Mirkarimi agrees with Elsbernd, at least in terms of the enormity of the problem.
"We cannot be incrementalist. We can't dance around the edges," Mirkarimi told his colleagues, shortly after making the surprise announcement that he's expecting a child in April with Venezuelan soap opera star Eliana López, who he's dated since meeting her last year at a Green Party conference in Brazil. Elsbernd and his wife are also expecting their first child.
Progressives strongly argue that such a large budget deficit can't be closed with spending cuts alone, so one of Peskin's final acts was to create legislation calling a special election for June 2 and having supervisors hold hearings over the next month to choose from a variety of revenue measures, but Newsom and the business community opposed the move.
"Basically, it's not fully baked. It will take a citywide coalition (à la Prop. A) to win something like this and the coalition just hasn't been built yet," Ballard told the Guardian. Even Mirarimi echoed the sentiment, telling the Guardian, "I'm not opposed to a June election, but you can't put something on the June ballot that's half-baked because I doubt we could win in November if we put something half-baked on in June. My preference is that we work harder to create alliances to assure a healthy chance of getting something on the ballot and delivering a victory."
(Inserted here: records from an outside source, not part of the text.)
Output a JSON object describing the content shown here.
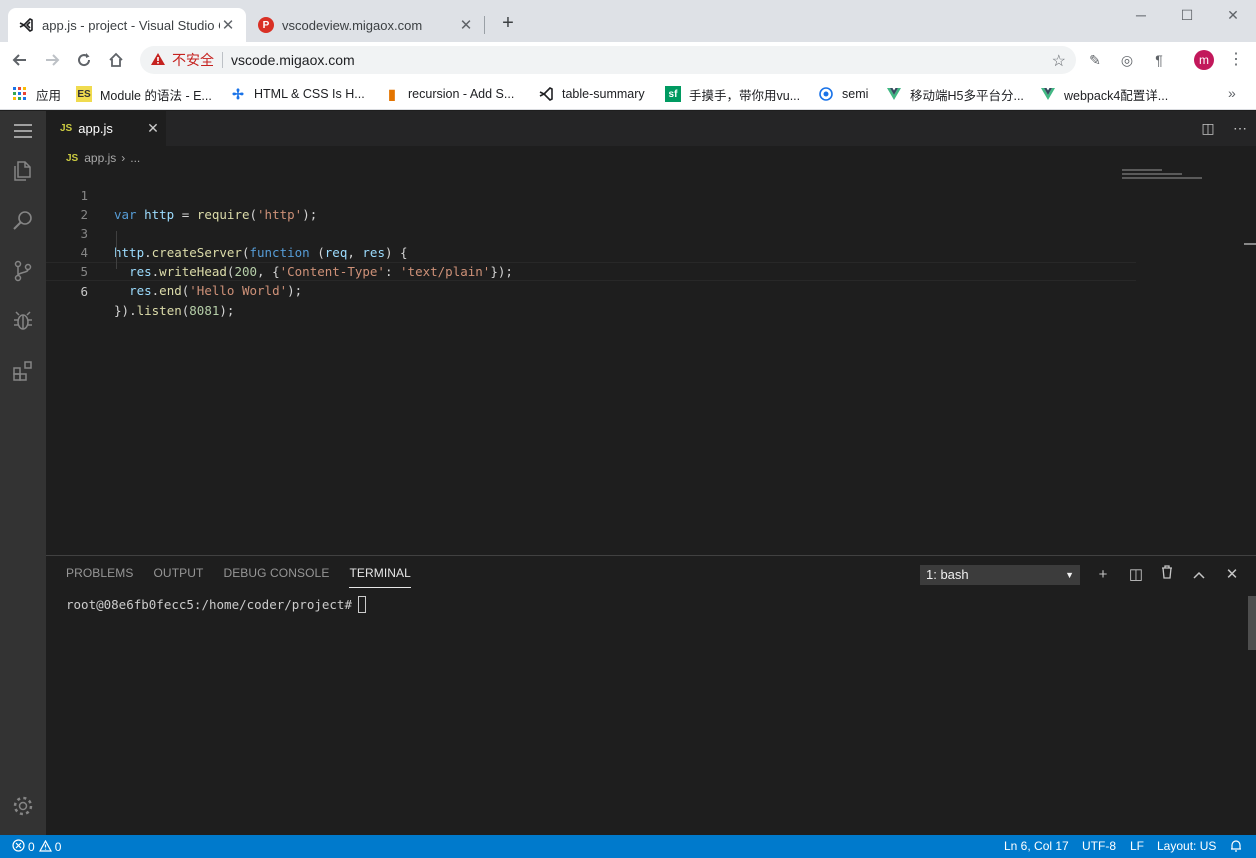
{
  "browser": {
    "tabs": [
      {
        "title": "app.js - project - Visual Studio Code",
        "active": true
      },
      {
        "title": "vscodeview.migaox.com",
        "active": false
      }
    ],
    "omnibox": {
      "security_label": "不安全",
      "url": "vscode.migaox.com"
    },
    "bookmarks": [
      {
        "label": "应用",
        "icon": "apps-grid-icon"
      },
      {
        "label": "Module 的语法 - E...",
        "icon": "es-icon"
      },
      {
        "label": "HTML & CSS Is H...",
        "icon": "html-css-icon"
      },
      {
        "label": "recursion - Add S...",
        "icon": "recursion-icon"
      },
      {
        "label": "table-summary",
        "icon": "vscode-icon"
      },
      {
        "label": "手摸手，带你用vu...",
        "icon": "sf-icon"
      },
      {
        "label": "semi",
        "icon": "semi-icon"
      },
      {
        "label": "移动端H5多平台分...",
        "icon": "vue-icon"
      },
      {
        "label": "webpack4配置详...",
        "icon": "vue-icon"
      }
    ],
    "avatar_letter": "m",
    "colors": {
      "titlebar": "#dee1e6",
      "warning": "#c5221f",
      "avatar": "#c2185b"
    }
  },
  "editor": {
    "tab": {
      "icon_text": "JS",
      "name": "app.js"
    },
    "breadcrumb": {
      "icon_text": "JS",
      "file": "app.js",
      "rest": "..."
    },
    "line_numbers": [
      "1",
      "2",
      "3",
      "4",
      "5",
      "6"
    ],
    "code_tokens": {
      "l1": [
        "var",
        "http",
        "=",
        "require",
        "(",
        "'http'",
        ");"
      ],
      "l3": [
        "http",
        ".",
        "createServer",
        "(",
        "function",
        " (",
        "req",
        ", ",
        "res",
        ") {"
      ],
      "l4": [
        "res",
        ".",
        "writeHead",
        "(",
        "200",
        ", {",
        "'Content-Type'",
        ": ",
        "'text/plain'",
        "});"
      ],
      "l5": [
        "res",
        ".",
        "end",
        "(",
        "'Hello World'",
        ");"
      ],
      "l6": [
        "})",
        ".",
        "listen",
        "(",
        "8081",
        ");"
      ]
    }
  },
  "panel": {
    "tabs": [
      "PROBLEMS",
      "OUTPUT",
      "DEBUG CONSOLE",
      "TERMINAL"
    ],
    "active_tab": "TERMINAL",
    "terminal_select": "1: bash",
    "prompt": "root@08e6fb0fecc5:/home/coder/project#"
  },
  "statusbar": {
    "errors": "0",
    "warnings": "0",
    "position": "Ln 6, Col 17",
    "encoding": "UTF-8",
    "eol": "LF",
    "layout": "Layout: US"
  },
  "colors": {
    "statusbar": "#007acc",
    "activitybar": "#333333",
    "editor_bg": "#1e1e1e"
  }
}
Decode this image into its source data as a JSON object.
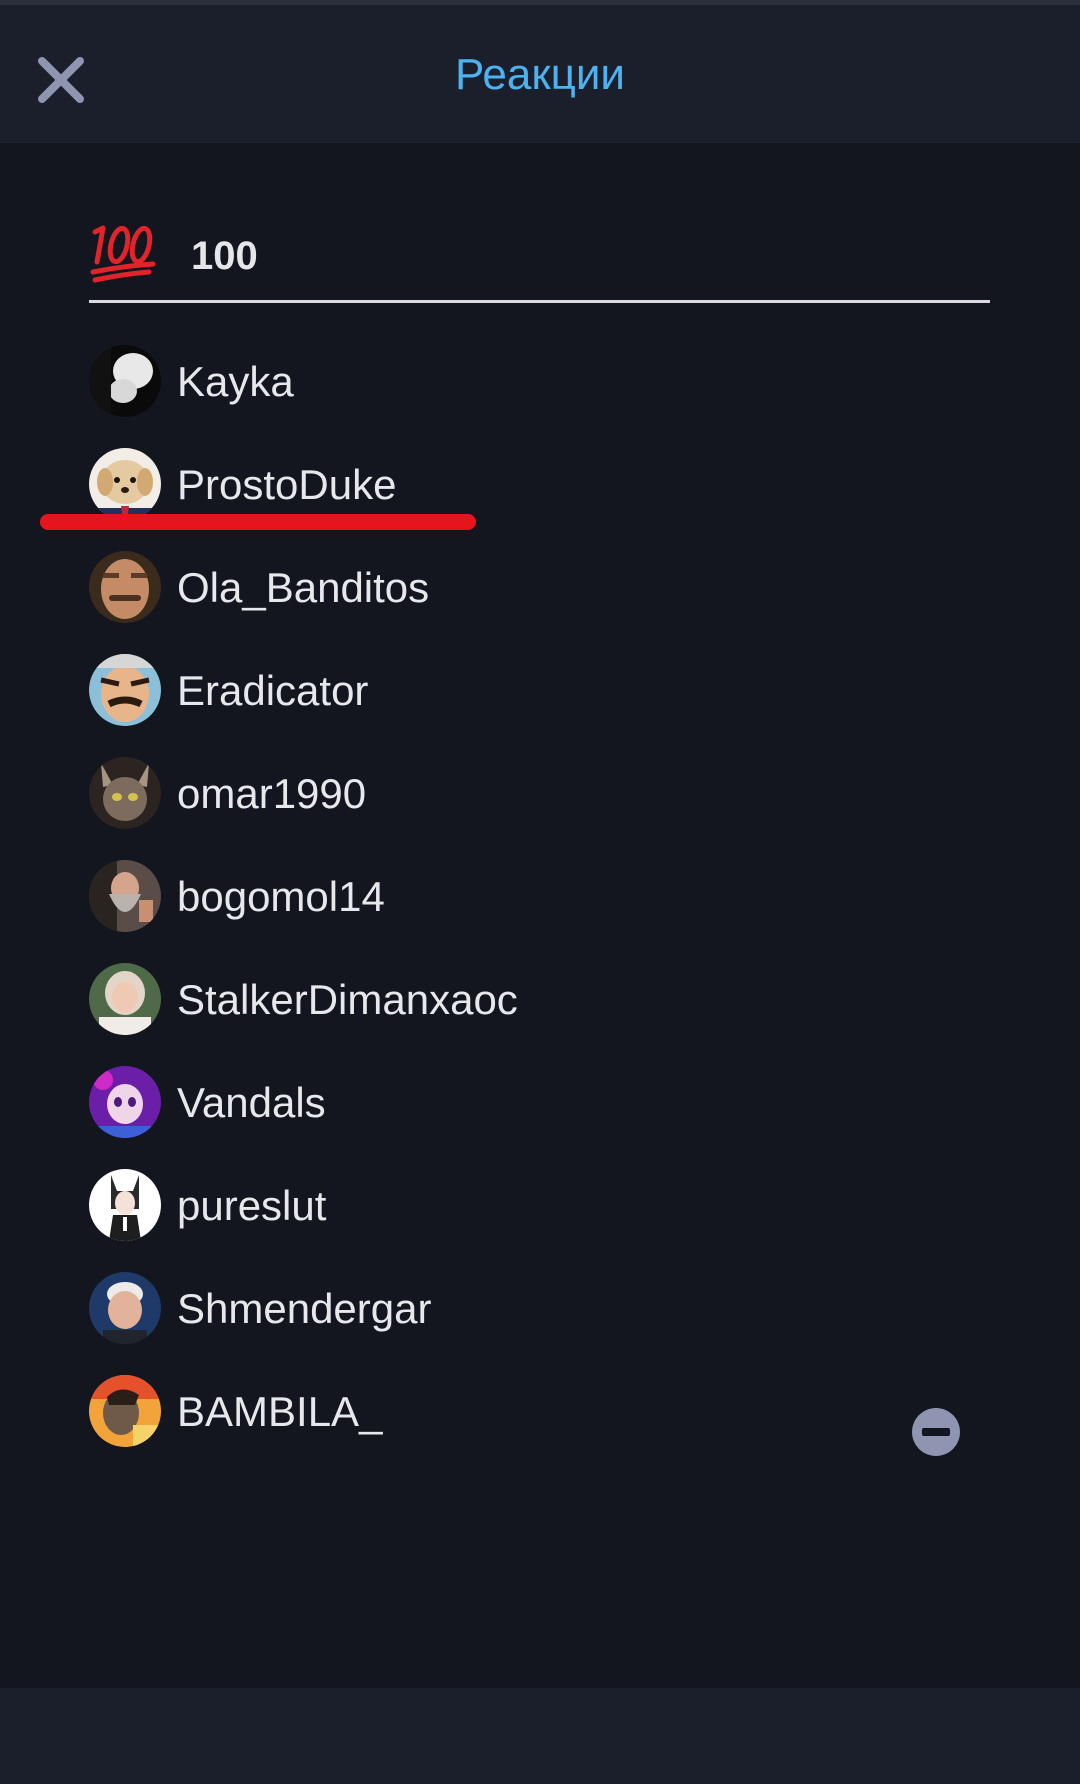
{
  "header": {
    "title": "Реакции",
    "close_icon": "close-icon",
    "title_color": "#4cb2f0"
  },
  "reaction": {
    "emoji_icon": "hundred-points-emoji",
    "count": "100"
  },
  "users": [
    {
      "name": "Kayka"
    },
    {
      "name": "ProstoDuke"
    },
    {
      "name": "Ola_Banditos"
    },
    {
      "name": "Eradicator"
    },
    {
      "name": "omar1990"
    },
    {
      "name": "bogomol14"
    },
    {
      "name": "StalkerDimanxaoc"
    },
    {
      "name": "Vandals"
    },
    {
      "name": "pureslut"
    },
    {
      "name": "Shmendergar"
    },
    {
      "name": "BAMBILA_"
    }
  ],
  "annotation": {
    "color": "#e8141c",
    "target": "ProstoDuke"
  },
  "remove_icon": "minus-circle-icon",
  "colors": {
    "background": "#13161f",
    "header_bg": "#1b1f2b",
    "text": "#e6e8ec"
  }
}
Yet many progressives and labor leaders say it's important to bring in new revenue as soon as possible, particularly because the cuts required by the current budget deficit would slash about half the city's discretionary spending and devastate important initiatives like offering health coverage to all San Franciscans.
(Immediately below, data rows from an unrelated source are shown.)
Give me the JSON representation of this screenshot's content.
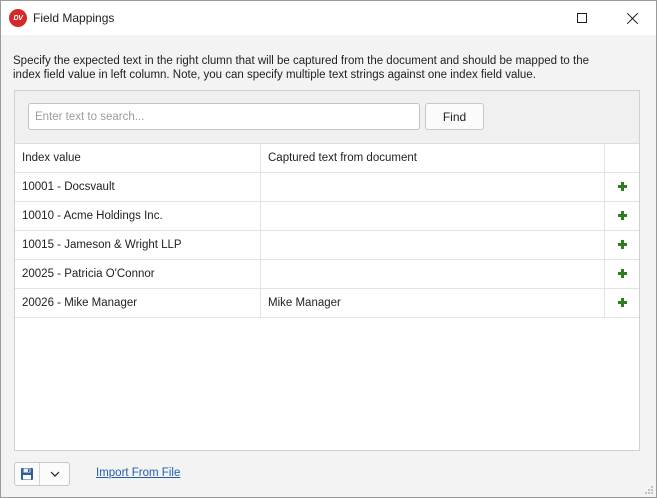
{
  "window": {
    "logo_text": "DV",
    "title": "Field Mappings"
  },
  "description": "Specify the expected text in the right clumn that will be captured from the document and should be mapped to the index field value in left column. Note, you can specify multiple text strings against one index field value.",
  "search": {
    "placeholder": "Enter text to search...",
    "value": "",
    "find_label": "Find"
  },
  "grid": {
    "columns": [
      "Index value",
      "Captured text from document"
    ],
    "rows": [
      {
        "index": "10001 - Docsvault",
        "captured": ""
      },
      {
        "index": "10010 - Acme Holdings Inc.",
        "captured": ""
      },
      {
        "index": "10015 - Jameson & Wright LLP",
        "captured": ""
      },
      {
        "index": "20025 - Patricia O'Connor",
        "captured": ""
      },
      {
        "index": "20026 - Mike Manager",
        "captured": "Mike Manager"
      }
    ],
    "row_action_icon": "plus-icon"
  },
  "footer": {
    "save_icon": "floppy-disk-icon",
    "dropdown_icon": "chevron-down-icon",
    "import_label": "Import From File"
  },
  "colors": {
    "accent_link": "#1f5fa8",
    "add_icon": "#2e7d1e",
    "logo": "#d62a2a"
  }
}
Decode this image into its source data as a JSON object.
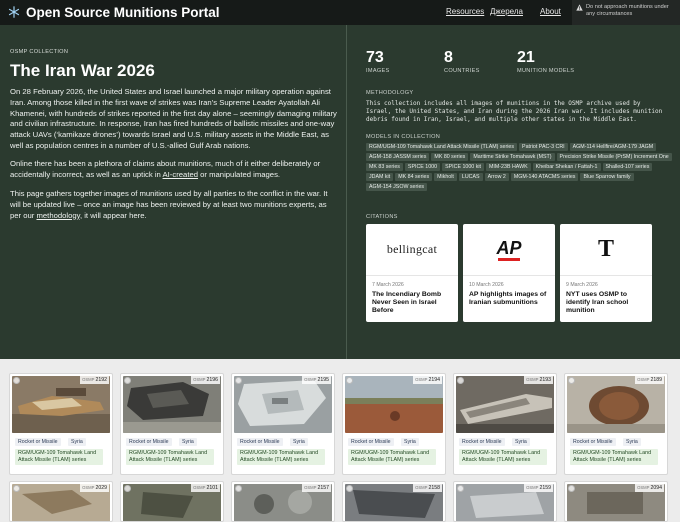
{
  "header": {
    "title": "Open Source Munitions Portal",
    "nav": [
      "Resources",
      "Джерела",
      "About"
    ],
    "warning": "Do not approach munitions under any circumstances"
  },
  "hero": {
    "eyebrow": "OSMP COLLECTION",
    "title": "The Iran War 2026",
    "p1": "On 28 February 2026, the United States and Israel launched a major military operation against Iran. Among those killed in the first wave of strikes was Iran’s Supreme Leader Ayatollah Ali Khamenei, with hundreds of strikes reported in the first day alone – seemingly damaging military and civilian infrastructure. In response, Iran has fired hundreds of ballistic missiles and one-way attack UAVs (‘kamikaze drones’) towards Israel and U.S. military assets in the Middle East, as well as population centres in a number of U.S.-allied Gulf Arab nations.",
    "p2_before": "Online there has been a plethora of claims about munitions, much of it either deliberately or accidentally incorrect, as well as an uptick in ",
    "p2_link": "AI-created",
    "p2_after": " or manipulated images.",
    "p3_before": "This page gathers together images of munitions used by all parties to the conflict in the war. It will be updated live – once an image has been reviewed by at least two munitions experts, as per our ",
    "p3_link": "methodology",
    "p3_after": ", it will appear here."
  },
  "stats": [
    {
      "value": "73",
      "label": "IMAGES"
    },
    {
      "value": "8",
      "label": "COUNTRIES"
    },
    {
      "value": "21",
      "label": "MUNITION MODELS"
    }
  ],
  "methodology": {
    "label": "METHODOLOGY",
    "text": "This collection includes all images of munitions in the OSMP archive used by Israel, the United States, and Iran during the 2026 Iran war. It includes munition debris found in Iran, Israel, and multiple other states in the Middle East."
  },
  "models": {
    "label": "MODELS IN COLLECTION",
    "items": [
      "RGM/UGM-109 Tomahawk Land Attack Missile (TLAM) series",
      "Patriot PAC-3 CRI",
      "AGM-114 Hellfire/AGM-179 JAGM",
      "AGM-158 JASSM series",
      "MK 80 series",
      "Maritime Strike Tomahawk (MST)",
      "Precision Strike Missile (PrSM) Increment One",
      "MK 83 series",
      "SPICE 1000",
      "SPICE 1000 kit",
      "MIM-23B HAWK",
      "Kheibar Shekan / Fattah-1",
      "Shalled-107 series",
      "JDAM kit",
      "MK 84 series",
      "Mikholt",
      "LUCAS",
      "Arrow 2",
      "MGM-140 ATACMS series",
      "Blue Sparrow family",
      "AGM-154 JSOW series"
    ]
  },
  "citations": {
    "label": "CITATIONS",
    "items": [
      {
        "logo": "bellingcat",
        "date": "7 March 2026",
        "title": "The Incendiary Bomb Never Seen in Israel Before"
      },
      {
        "logo": "AP",
        "date": "10 March 2026",
        "title": "AP highlights images of Iranian submunitions"
      },
      {
        "logo": "T",
        "date": "9 March 2026",
        "title": "NYT uses OSMP to identify Iran school munition"
      }
    ]
  },
  "cards": [
    {
      "id": "2192",
      "category": "Rocket or Missile",
      "country": "Syria",
      "model": "RGM/UGM-109 Tomahawk Land Attack Missile (TLAM) series"
    },
    {
      "id": "2196",
      "category": "Rocket or Missile",
      "country": "Syria",
      "model": "RGM/UGM-109 Tomahawk Land Attack Missile (TLAM) series"
    },
    {
      "id": "2195",
      "category": "Rocket or Missile",
      "country": "Syria",
      "model": "RGM/UGM-109 Tomahawk Land Attack Missile (TLAM) series"
    },
    {
      "id": "2194",
      "category": "Rocket or Missile",
      "country": "Syria",
      "model": "RGM/UGM-109 Tomahawk Land Attack Missile (TLAM) series"
    },
    {
      "id": "2193",
      "category": "Rocket or Missile",
      "country": "Syria",
      "model": "RGM/UGM-109 Tomahawk Land Attack Missile (TLAM) series"
    },
    {
      "id": "2189",
      "category": "Rocket or Missile",
      "country": "Syria",
      "model": "RGM/UGM-109 Tomahawk Land Attack Missile (TLAM) series"
    }
  ],
  "cards_row2": [
    {
      "id": "2029"
    },
    {
      "id": "2101"
    },
    {
      "id": "2157"
    },
    {
      "id": "2158"
    },
    {
      "id": "2159"
    },
    {
      "id": "2094"
    }
  ],
  "id_prefix": "OSMP"
}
"For Healthy San Francisco to survive, the Department of Public Health has to have a minimum level of funding," said Robert Haaland, a labor representative with the public employee union SEIU Local 1021. "Given the cuts that have been proposed, it's not going to survive."
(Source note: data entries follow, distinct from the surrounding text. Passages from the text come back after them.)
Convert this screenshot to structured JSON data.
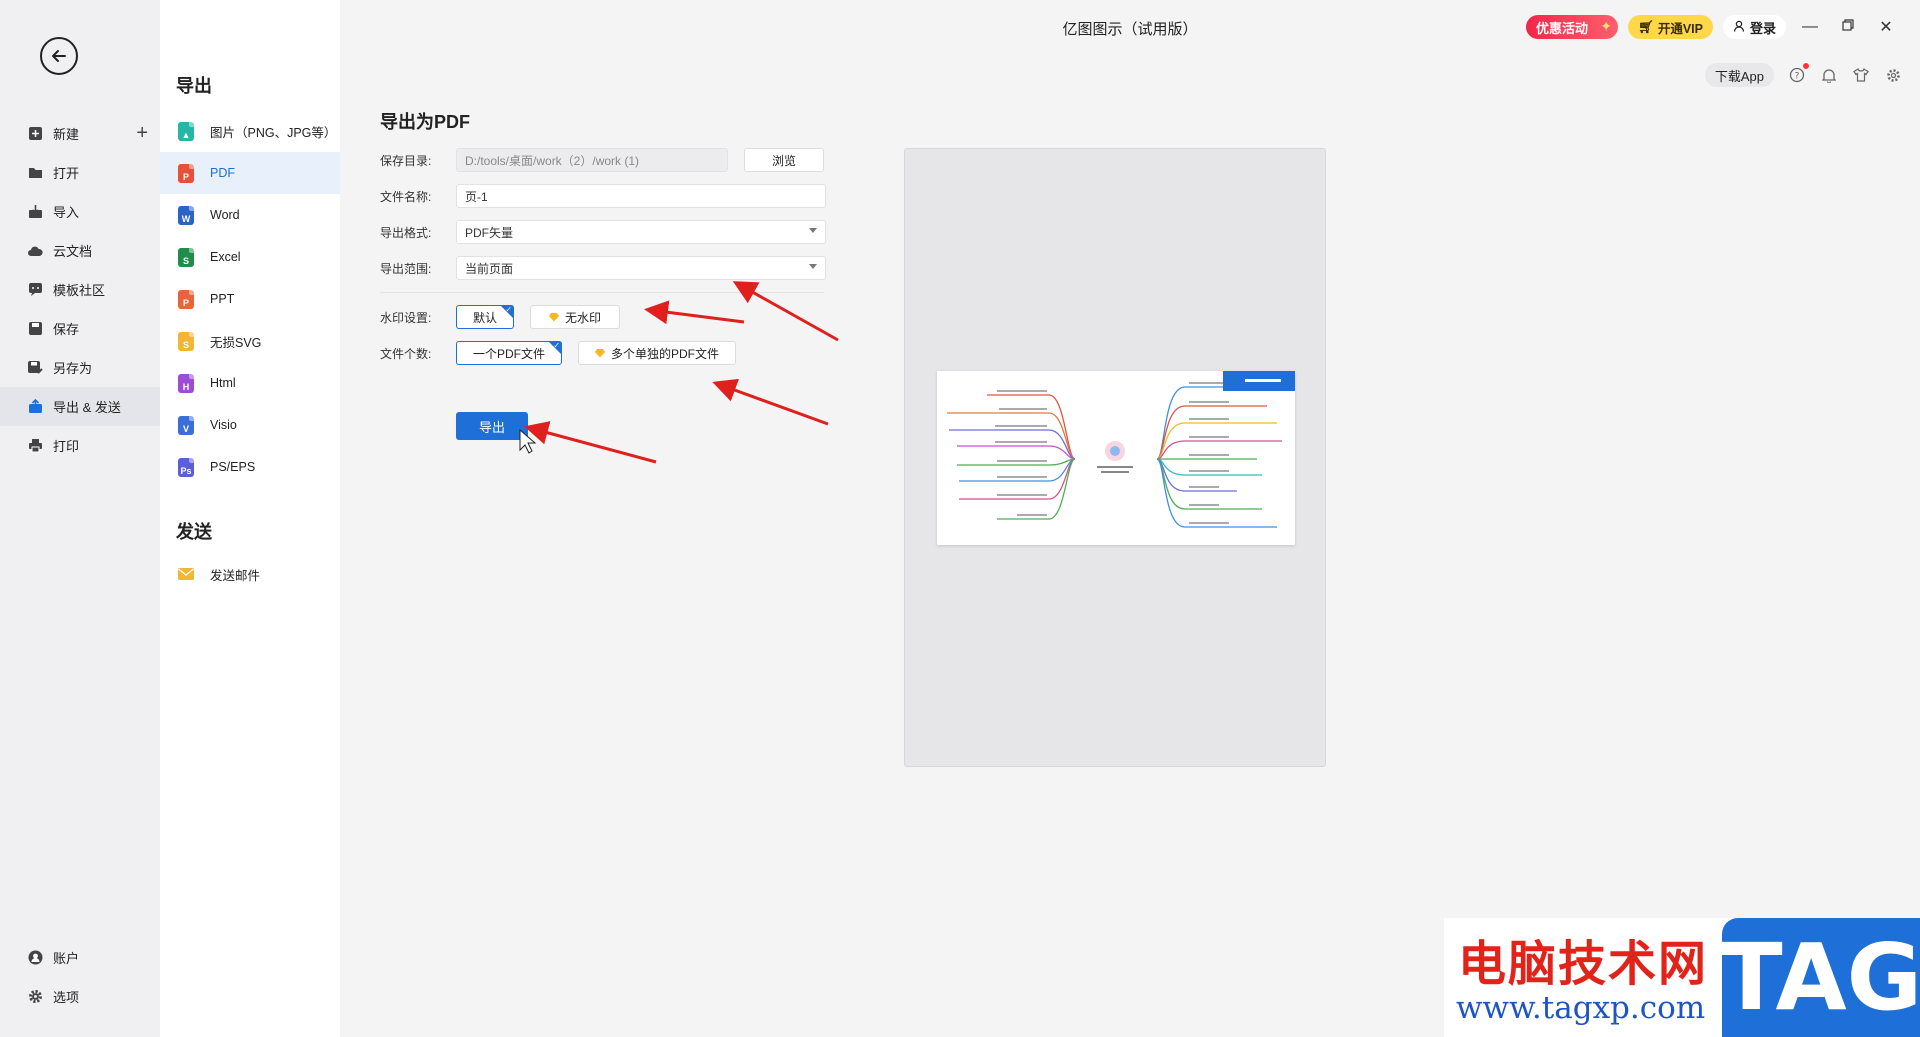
{
  "window": {
    "title": "亿图图示（试用版）"
  },
  "topbar": {
    "promo_label": "优惠活动",
    "vip_label": "开通VIP",
    "login_label": "登录",
    "download_app_label": "下载App"
  },
  "nav": {
    "items": [
      {
        "label": "新建"
      },
      {
        "label": "打开"
      },
      {
        "label": "导入"
      },
      {
        "label": "云文档"
      },
      {
        "label": "模板社区"
      },
      {
        "label": "保存"
      },
      {
        "label": "另存为"
      },
      {
        "label": "导出 & 发送"
      },
      {
        "label": "打印"
      }
    ],
    "bottom": [
      {
        "label": "账户"
      },
      {
        "label": "选项"
      }
    ]
  },
  "export_panel": {
    "export_heading": "导出",
    "formats": [
      {
        "label": "图片（PNG、JPG等）",
        "color": "#27b6a6"
      },
      {
        "label": "PDF",
        "color": "#e8503a"
      },
      {
        "label": "Word",
        "color": "#2b63c9"
      },
      {
        "label": "Excel",
        "color": "#1e8e4a"
      },
      {
        "label": "PPT",
        "color": "#e8643a"
      },
      {
        "label": "无损SVG",
        "color": "#f2b534"
      },
      {
        "label": "Html",
        "color": "#9b4dd8"
      },
      {
        "label": "Visio",
        "color": "#3a6fd8"
      },
      {
        "label": "PS/EPS",
        "color": "#5a5fd8"
      }
    ],
    "send_heading": "发送",
    "send_items": [
      {
        "label": "发送邮件",
        "color": "#f2b534"
      }
    ]
  },
  "form": {
    "title": "导出为PDF",
    "save_dir_label": "保存目录:",
    "save_dir_value": "D:/tools/桌面/work（2）/work (1)",
    "browse_label": "浏览",
    "filename_label": "文件名称:",
    "filename_value": "页-1",
    "format_label": "导出格式:",
    "format_value": "PDF矢量",
    "range_label": "导出范围:",
    "range_value": "当前页面",
    "watermark_label": "水印设置:",
    "watermark_options": [
      "默认",
      "无水印"
    ],
    "file_count_label": "文件个数:",
    "file_count_options": [
      "一个PDF文件",
      "多个单独的PDF文件"
    ],
    "export_button": "导出"
  },
  "watermark_overlay": {
    "site_name": "电脑技术网",
    "url": "www.tagxp.com",
    "tag": "TAG"
  },
  "colors": {
    "accent": "#1f6fd8",
    "arrow": "#e0201c"
  }
}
While Peskin was criticized for acting prematurely, the City Attorney's Office memo indicated that he couldn't have waited and still allowed supervisors to play the lead role in determining what ended up on the June ballot. The memo was requested by Daly.
"In response to your specific inquiry about maximizing the amount of time a committee could deliberate the underlying measures and ensuring that the Board would have enough time to override a Mayoral veto, the emergency ordinance and the resolution calling for the special election should be introduced today," the City Attorney's Office wrote Jan. 6, the day Peskin introduced his revenue package.
Even then, supervisors would need to vote to waive certain election procedures, such as the 30-day hold for proposed ballot measures, and to move expeditiously forward with hearings, selection of the tax measures, and preparation of findings related to the special election and declaration of fiscal emergency.
The City Attorney's Office wrote that the package needs final approval by Feb. 17. "We recommend that to meet this deadline, the Board adopt the resolution at its January 27 meeting and that the Mayor sign the resolution no earlier than February 2," they wrote.